Despite a stark drop in the national unemployment rate reported Friday, economists warned it will take decades for the labor market to return to pre-recession employment levels if the economy's achingly slow growth continues.
The U.S. economy added 120,000 jobs in November -- falling short of economists' expectations -- while the unemployment rate dipped from 9.0 to 8.6 percent, the Bureau of Labor Statistics reported Friday morning. But roughly half of the decline in the unemployment rate came from the 315,000 Americans who dropped out of the labor market last month, in part a reflection of the slow pace of the recovery, economists said.
"When unemployment is this high for this long, it's very likely that most of the people dropping out are doing so because they can't find work," said Heidi Shierholz, an economist at the Economic Policy Institute, who has studied the shrinking labor force during the years since the recession began. "There is some movement here, that's true. But it's just so slow."
While November's job gains roughly kept pace with population growth, a more positive glimmer can be found in the upwards revisions of the past two months of employment growth. Job growth for September was revised up to 210,000 from 158,00, and October's gains were up to 100,000 from 80,000.
120,000 may not be 250,000 -- the lowest number most economists look to for a really healthy recovery -- but it's also better than zero, the initial headline number of new positions created in August, when fears of a double-dip recession really began to take hold. In October, the number of new positions created in August was revised upwards to 103,000.
"We've got a modest acceleration and more employment growth then we saw over the summer," said Nigel Gault, Chief US Economist at IHS Global Insight, a firm offering economic and financial analysis, forecasting and market intelligence.
Domestically, Gault said, things haven't turned out as bad as people feared. But the global picture emanating from Greece and China looks darker. "At the moment, the U.S. is doing better than most of the rest of the world. But let's say Europe drops into recession. How far and how long could we outperform them?"
Job gains came in retail, hospitality, health care and business services, with modest gains in temporary work -- which can sometimes be an indicator of future job growth. Manufacturing employment -- once heralded as the shining star of the recovery -- has remained essentially flat since July. Meanwhile, state and local government continued to shed jobs.

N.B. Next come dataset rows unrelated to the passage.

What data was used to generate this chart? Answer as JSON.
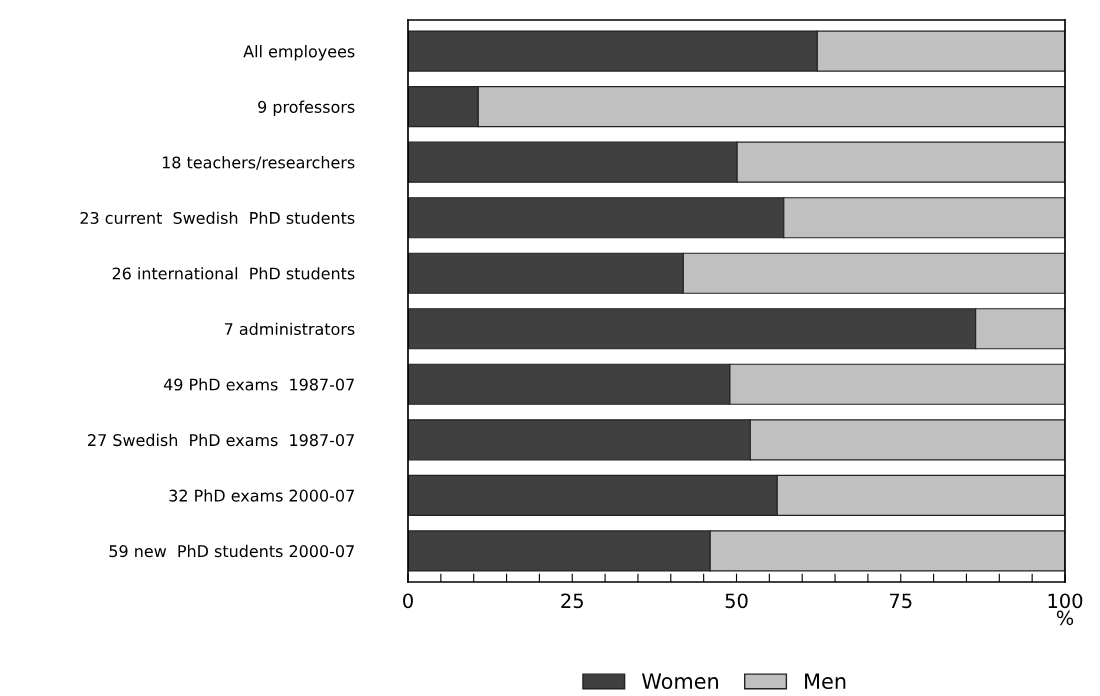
{
  "chart_data": {
    "type": "bar",
    "orientation": "horizontal",
    "stacked": true,
    "xlabel": "%",
    "categories": [
      "All employees",
      "9 professors",
      "18 teachers/researchers",
      "23 current  Swedish  PhD students",
      "26 international  PhD students",
      "7 administrators",
      "49 PhD exams  1987-07",
      "27 Swedish  PhD exams  1987-07",
      "32 PhD exams 2000-07",
      "59 new  PhD students 2000-07"
    ],
    "series": [
      {
        "name": "Women",
        "color": "#404040",
        "values": [
          62.3,
          10.7,
          50.1,
          57.2,
          41.9,
          86.4,
          49.0,
          52.1,
          56.2,
          46.0
        ]
      },
      {
        "name": "Men",
        "color": "#c0c0c0",
        "values": [
          37.7,
          89.3,
          49.9,
          42.8,
          58.1,
          13.6,
          51.0,
          47.9,
          43.8,
          54.0
        ]
      }
    ],
    "xlim": [
      0,
      100
    ],
    "xticks": [
      0,
      {
        "value": 5,
        "label": null
      },
      {
        "value": 10,
        "label": null
      },
      {
        "value": 15,
        "label": null
      },
      {
        "value": 20,
        "label": null
      },
      25,
      {
        "value": 30,
        "label": null
      },
      {
        "value": 35,
        "label": null
      },
      {
        "value": 40,
        "label": null
      },
      {
        "value": 45,
        "label": null
      },
      50,
      {
        "value": 55,
        "label": null
      },
      {
        "value": 60,
        "label": null
      },
      {
        "value": 65,
        "label": null
      },
      {
        "value": 70,
        "label": null
      },
      75,
      {
        "value": 80,
        "label": null
      },
      {
        "value": 85,
        "label": null
      },
      {
        "value": 90,
        "label": null
      },
      {
        "value": 95,
        "label": null
      },
      100
    ],
    "grid": false,
    "legend": "bottom"
  }
}
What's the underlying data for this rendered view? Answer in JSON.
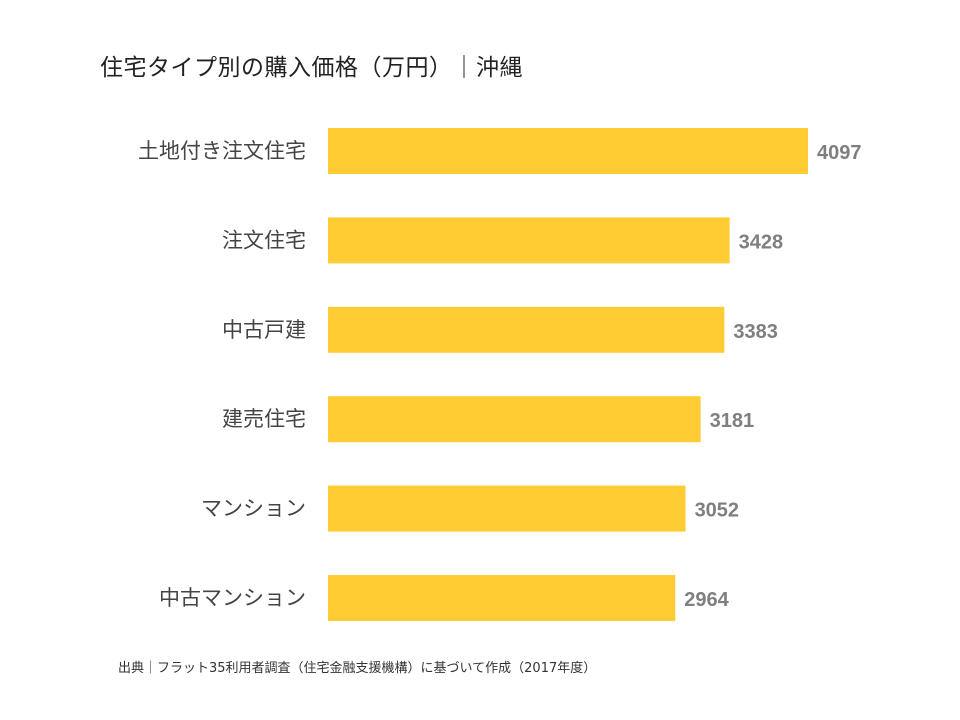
{
  "chart_data": {
    "type": "bar",
    "orientation": "horizontal",
    "title": "住宅タイプ別の購入価格（万円）｜沖縄",
    "categories": [
      "土地付き注文住宅",
      "注文住宅",
      "中古戸建",
      "建売住宅",
      "マンション",
      "中古マンション"
    ],
    "values": [
      4097,
      3428,
      3383,
      3181,
      3052,
      2964
    ],
    "data_labels": [
      "4097",
      "3428",
      "3383",
      "3181",
      "3052",
      "2964"
    ],
    "xlabel": "",
    "ylabel": "",
    "xlim": [
      0,
      4097
    ],
    "grid": false,
    "bar_color": "#FFCC33",
    "label_color": "#7F7F7F"
  },
  "footer": "出典｜フラット35利用者調査（住宅金融支援機構）に基づいて作成（2017年度）"
}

The job gains are not coming in primarily high-wage industries, and annual average wage growth is not keeping pace with inflation. Worker in the retail sector -- which had the biggest gains last month -- pull in median hourly wages of $10.94 an hour, according to the Labor Department, and that sector's growth is one factor that explains the 2 cents dip in average hourly earnings last month. Another key factor is that the weak labor market provides employees little leverage to bargain with their employers over pay, economists said.
Two million Americans have been out of work for 99 weeks or more -- up from 1.5 million last November -- according to the Bureau of Labor Statistics. The percentage of workers who are working part time but still seeking full-time work is also up from a year ago, according to a recent Gallup poll.
And the U.S. economy still needs to regain more than 6 million jobs lost during the recession -- plus some 4.6 million jobs to account for population growth -- to reach pre-recession employment.
It's stark numbers like these that have led economists to dub the years since the Great Recession officially ended "the jobless recovery."
"After previous recessions, hiring soared. What has come roaring back this time is profits. They've reached a peak," said Gary Burtless, an economist at the Brookings Institute.
While many Occupy Wall Street protest camps have been cleared around the country, the income inequality that brought thousands of Americans to the streets since mid-September remains as strong as ever, according to this latest government snapshot. And even if job growth began to rebound in coming months, that income inequality, which has been growing for decades now, would still remain.
"Even if we could magically return to where things were in 2007 and the issues of the housing market disappeared, we would still have the three decades of cumulative growing inequality problems," said Lawrence Katz, Professor of Economics at Harvard University.
Arthur Delaney contributed reporting
CORRECTION: An earlier version of this report incorrectly reported that net job growth was flat in August, according to the Bureau of Labor Statistics. The BLS initally reported zero job growth in August, but revised that number upward in October to 103,000 jobs.